TBMM

Çevre ve Şehircilik Bakanı Fatma Güldemet Sarı, Bakanlığının 2016 yılı bütçesine ilişkin TBMM Genel Kurulunda yaptığı konuşmada, AK Parti hükümetleri olarak vatandaşların hayat kalitesini artıracak şekilde insan ve çevre dostu şehirlerin gelişmesine katkı sağladıklarını belirtti.

Sarı, terörden temizlenen ilçelerde vatandaşların yaralarını hızla sarmak, onlara devletin şefkat elini uzatmak için var güçleriyle hizmetlerini götüreceklerini ve ilk adımı Silopi'de atacaklarını bildirdi.

Dün, Başbakan Ahmet Davutoğlu ile Silopi'ye gittiklerini, ilçede zarar tespit çalışmalarının tamamlandığını ve Silopi için imar çalışmalarını başlattıklarını açıklayan Sarı şunları söyledi:

"Az hasarlı olan binalar için vatandaşlarımıza onarım desteği sağlayacağız. Ciddi hasar bulunan, yıkılma noktasına gelmiş yapılar ise kentsel dönüşüm kapsamına alınacak. Hasarlı iki camimizin onarımı da yapılacak."

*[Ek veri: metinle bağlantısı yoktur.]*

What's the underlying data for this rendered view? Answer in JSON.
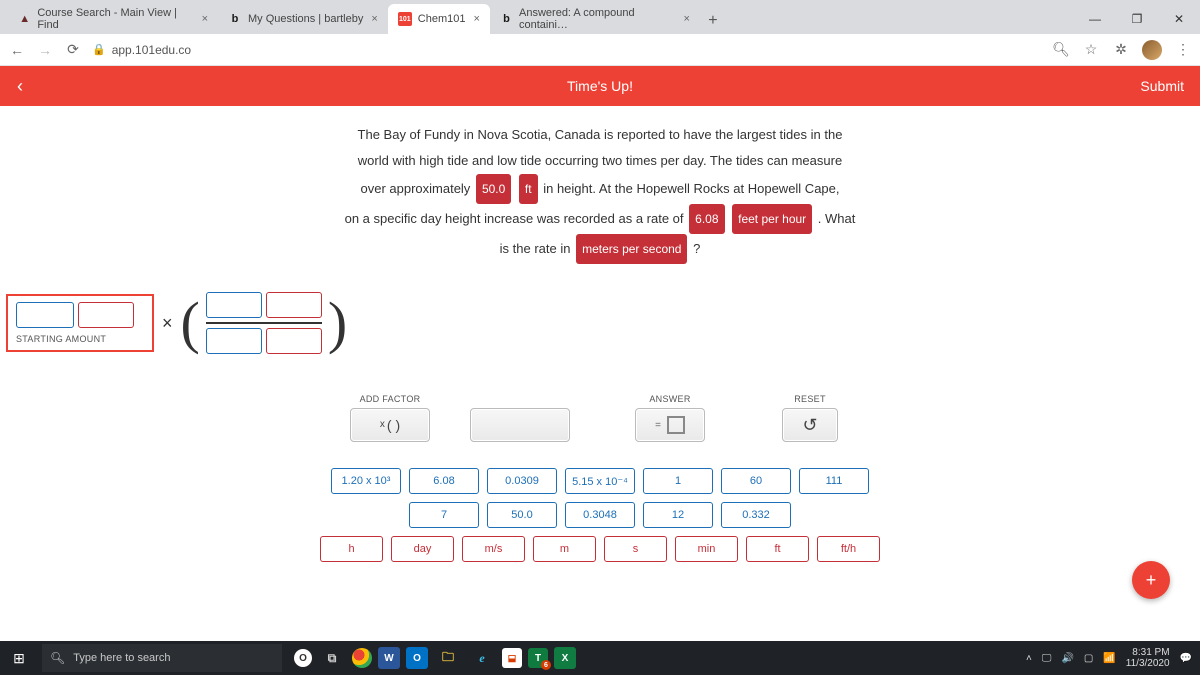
{
  "browser": {
    "tabs": [
      {
        "icon": "▲",
        "label": "Course Search - Main View | Find"
      },
      {
        "icon": "b",
        "label": "My Questions | bartleby"
      },
      {
        "icon": "101",
        "label": "Chem101"
      },
      {
        "icon": "b",
        "label": "Answered: A compound containi…"
      }
    ],
    "url": "app.101edu.co"
  },
  "header": {
    "title": "Time's Up!",
    "submit": "Submit"
  },
  "problem": {
    "l1a": "The Bay of Fundy in Nova Scotia, Canada is reported to have the largest tides in the",
    "l2a": "world with high tide and low tide occurring two times per day. The tides can measure",
    "l3a": "over approximately ",
    "chip1": "50.0",
    "chip2": "ft",
    "l3b": " in height. At the Hopewell Rocks at Hopewell Cape,",
    "l4a": "on a specific day height increase was recorded as a rate of ",
    "chip3": "6.08",
    "chip4": "feet per hour",
    "l4b": " . What",
    "l5a": "is the rate in ",
    "chip5": "meters per second",
    "l5b": " ?"
  },
  "starting_label": "STARTING AMOUNT",
  "controls": {
    "add_factor": "ADD FACTOR",
    "add_factor_btn": "( )",
    "add_factor_x": "x",
    "answer": "ANSWER",
    "eq": "=",
    "reset": "RESET",
    "undo": "↺"
  },
  "keypad": {
    "row1": [
      "1.20 x 10³",
      "6.08",
      "0.0309",
      "5.15 x 10⁻⁴",
      "1",
      "60",
      "111"
    ],
    "row2": [
      "7",
      "50.0",
      "0.3048",
      "12",
      "0.332"
    ],
    "row3": [
      "h",
      "day",
      "m/s",
      "m",
      "s",
      "min",
      "ft",
      "ft/h"
    ]
  },
  "taskbar": {
    "search_placeholder": "Type here to search",
    "clock": {
      "time": "8:31 PM",
      "date": "11/3/2020"
    }
  }
}
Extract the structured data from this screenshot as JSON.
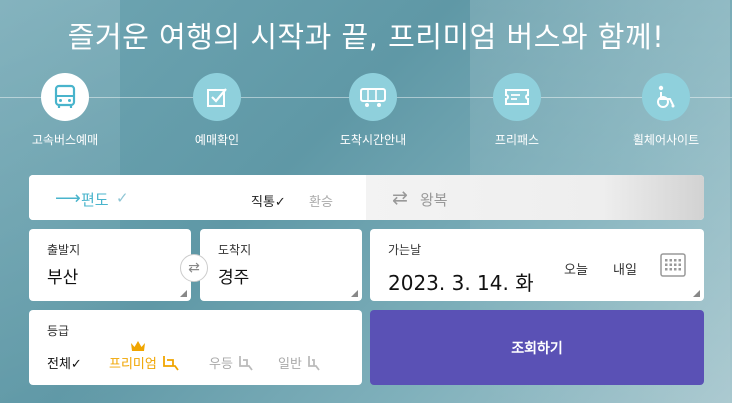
{
  "headline": "즐거운 여행의 시작과 끝, 프리미엄 버스와 함께!",
  "menu": [
    {
      "label": "고속버스예매",
      "icon": "bus-icon",
      "active": true
    },
    {
      "label": "예매확인",
      "icon": "checkbox-icon",
      "active": false
    },
    {
      "label": "도착시간안내",
      "icon": "route-icon",
      "active": false
    },
    {
      "label": "프리패스",
      "icon": "ticket-icon",
      "active": false
    },
    {
      "label": "휠체어사이트",
      "icon": "wheelchair-icon",
      "active": false
    }
  ],
  "trip": {
    "oneway_label": "편도",
    "oneway_check": "✓",
    "direct_label": "직통✓",
    "transfer_label": "환승",
    "roundtrip_label": "왕복"
  },
  "departure": {
    "label": "출발지",
    "value": "부산"
  },
  "arrival": {
    "label": "도착지",
    "value": "경주"
  },
  "date": {
    "label": "가는날",
    "value": "2023. 3. 14. 화",
    "today": "오늘",
    "tomorrow": "내일"
  },
  "grade": {
    "label": "등급",
    "all": "전체✓",
    "premium": "프리미엄",
    "first": "우등",
    "general": "일반"
  },
  "search_label": "조회하기",
  "colors": {
    "accent": "#49b4cc",
    "search_button": "#5a51b5",
    "premium": "#f0a500",
    "menu_circle": "#8fd0dc"
  }
}
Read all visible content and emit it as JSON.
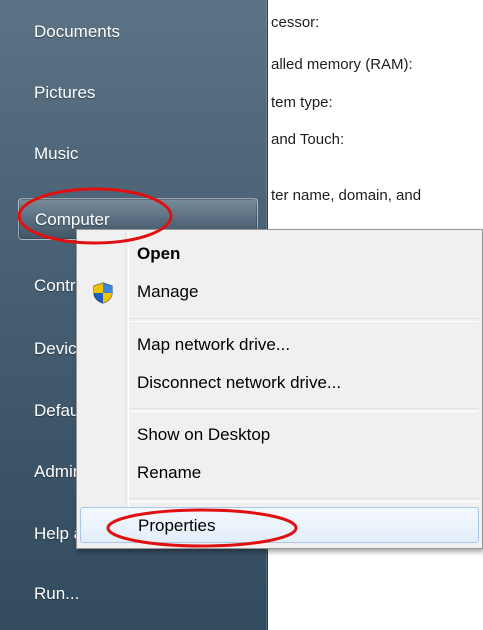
{
  "start_menu": {
    "items": [
      {
        "label": "Documents"
      },
      {
        "label": "Pictures"
      },
      {
        "label": "Music"
      },
      {
        "label": "Computer"
      },
      {
        "label": "Control Panel"
      },
      {
        "label": "Devices and Printers"
      },
      {
        "label": "Default Programs"
      },
      {
        "label": "Administrative Tools"
      },
      {
        "label": "Help and Support"
      },
      {
        "label": "Run..."
      }
    ],
    "selected": "Computer"
  },
  "system_info": {
    "lines": [
      "cessor:",
      "alled memory (RAM):",
      "tem type:",
      " and Touch:",
      "ter name, domain, and"
    ]
  },
  "context_menu": {
    "items": [
      {
        "label": "Open",
        "bold": true
      },
      {
        "label": "Manage",
        "icon": "uac-shield-icon"
      },
      {
        "label": "Map network drive..."
      },
      {
        "label": "Disconnect network drive..."
      },
      {
        "label": "Show on Desktop"
      },
      {
        "label": "Rename"
      },
      {
        "label": "Properties",
        "highlighted": true
      }
    ]
  },
  "colors": {
    "start_pane_top": "#5c7385",
    "start_pane_bottom": "#324b5e",
    "menu_background": "#f0f0f0",
    "annotation": "#e01010"
  }
}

"Mağduriyetlerin giderilmesi için sahadayız"

Fatma Güldemet Sarı, şu bilgileri verdi:

"Biz bakanlık olarak hazırız ve sahadayız. Silopi'de olduğu gibi Cizre'de, ardından Sur'da da vatandaşlarımızın bütün mağduriyetlerini gidereceğiz ve onların yanında olmaya devam edeceğiz. Özellikle Silopi ve Cizre'de yapacağımız kentsel dönüşüm çalışması kapsamlı bir çalışma olacak. Ancak Sur'da yapacağımız çalışma bir kentsel dönüşüm çalışması değildir. Sur, kentsel sit alanı ilan edilmiştir. Koruma imar planı gerçekleştirilmiştir. Sur içinde yapılacak olan çalışma, bu koruma imar planı çerçevesinde gerçekleştirilecek ve yörenin mimari dokusunun burada hayata geçirileceği bir çalışma olacaktır. Sur içinde bahsedildiği gibi TOKİ konutları veya toplu konutlar anlamında bir yapılaşma olmayacaktır. Sur'da maalesef geçmiş dönemlerde Kırklar Dağı'nda yapılmış olan o yüksek katlı binaların benzeri bir yapılaşma kesinlikle olmayacaktır. Sur, Silopi ve Cizre'de vatandaşlarımızın terörden dolayı gerçekleşen bütün mağduriyetlerini maddi ve manevi anlamda gidermek için sahada bulunuyoruz."

Bakan Sarı, konuşmasına şöyle devam etti:

"Yaptığımız çalışmalar inanın kendi personelimiz olan bir arkadaşımızın, Ankara'daki terör saldırısında hayatını kaybeden eşinin acısını yaşamasına engel olmayacaktır. Lojman saldırısında şehit olan eşiyle birlikte 3 yaşındaki kızını toprağa veren annenin acısını hafifletmeyecektir. Biz bütün bu şehit cenazelerinde şunu gördük: Bu vatandaşlarımız bizden devletin birliğini ve bütünlüğünü korumamızı, terörle sonuna kadar mücadele etmemizi istiyor. Bir şehit ailesi, 'bugün bir tane şehidi biz verdik ama yarın bin kadın olarak biz o sahada çalışmaya devam ederiz' dedi. Bu vatanın birlik ve bütünlüğü için, kardeşliğimizin devamı için sonuna kadar mücadele etmeye, kamu düzenini sağlamaya, terörün her türlüsüne karşı savaşmaya devam edeceğiz."